He passed away watching people die on TV : A corpus study about euphemisms for to die, dying or dead in American English

University essay from Linnéuniversitetet/Institutionen för språk (SPR)

Author: Hampus Kamph; [2021]

Keywords: Taboo; Euphemisms; Death; Dead; Dying;

Abstract: The purpose of this study was to investigate the use and frequency of euphemisms for die, dying or dead in the American English-language using the Corpus of Contemporary American English. To fulfill the purpose, three research questions were answered.
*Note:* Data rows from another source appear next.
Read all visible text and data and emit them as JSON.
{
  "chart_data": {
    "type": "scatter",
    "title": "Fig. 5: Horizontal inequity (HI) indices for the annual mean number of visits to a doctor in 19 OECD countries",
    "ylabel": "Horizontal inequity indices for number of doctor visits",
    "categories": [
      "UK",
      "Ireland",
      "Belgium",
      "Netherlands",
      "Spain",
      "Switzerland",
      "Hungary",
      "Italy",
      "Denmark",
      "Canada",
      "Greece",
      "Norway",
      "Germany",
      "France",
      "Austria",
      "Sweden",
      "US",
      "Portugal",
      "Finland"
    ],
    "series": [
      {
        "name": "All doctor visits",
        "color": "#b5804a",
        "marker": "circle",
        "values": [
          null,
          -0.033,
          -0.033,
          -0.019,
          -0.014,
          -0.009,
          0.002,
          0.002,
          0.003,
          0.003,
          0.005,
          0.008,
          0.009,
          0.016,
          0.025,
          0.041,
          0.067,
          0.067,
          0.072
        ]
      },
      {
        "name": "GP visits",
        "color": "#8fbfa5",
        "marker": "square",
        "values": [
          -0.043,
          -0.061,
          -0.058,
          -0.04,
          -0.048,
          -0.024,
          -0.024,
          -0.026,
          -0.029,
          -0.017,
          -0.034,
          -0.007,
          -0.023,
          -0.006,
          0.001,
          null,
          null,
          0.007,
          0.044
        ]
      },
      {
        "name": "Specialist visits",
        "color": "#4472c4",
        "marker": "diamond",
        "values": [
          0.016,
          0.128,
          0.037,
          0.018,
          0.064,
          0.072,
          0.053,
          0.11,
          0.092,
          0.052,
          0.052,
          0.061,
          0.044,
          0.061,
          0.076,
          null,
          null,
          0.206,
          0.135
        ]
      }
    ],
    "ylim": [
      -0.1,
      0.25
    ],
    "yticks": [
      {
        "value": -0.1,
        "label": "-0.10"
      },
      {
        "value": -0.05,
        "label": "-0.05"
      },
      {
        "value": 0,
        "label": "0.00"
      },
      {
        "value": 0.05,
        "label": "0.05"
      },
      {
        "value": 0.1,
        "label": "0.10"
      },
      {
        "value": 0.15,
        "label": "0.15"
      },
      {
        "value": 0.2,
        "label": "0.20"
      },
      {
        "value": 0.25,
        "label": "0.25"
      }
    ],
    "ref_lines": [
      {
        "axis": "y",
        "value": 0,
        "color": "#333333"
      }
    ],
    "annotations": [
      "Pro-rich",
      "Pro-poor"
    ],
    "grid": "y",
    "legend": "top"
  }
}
I wanted to know in which genres, of Spoken, Fiction, Magazines, Newspapers, Academic texts, TV/Movies, Blogs and web-gnl, the euphemisms occurred the most. I also wanted to investigate which euphemism, in terms of frequency, of pass away, demise, decease and last breath was the most common one, and how frequent they are compared to the “standard” die, dying or dead. How the frequency of the euphemisms developed over the time span 1990-2019, was also something the study wanted to answer. To answer these questions, studies which defined and discussed taboo, euphemisms, and metonymy were used. The conclusion was that even the least occurring genre in the standard has got a higher frequency than all the euphemisms together. However, demise was the most frequent euphemism and Fiction, TV/Movies and Academic were the genres in which the euphemisms occur the most in. Moreover, although demise was the most frequent euphemism, it was also the one that decreased the most over the period of 30 years. pass away, however, increased the most over time.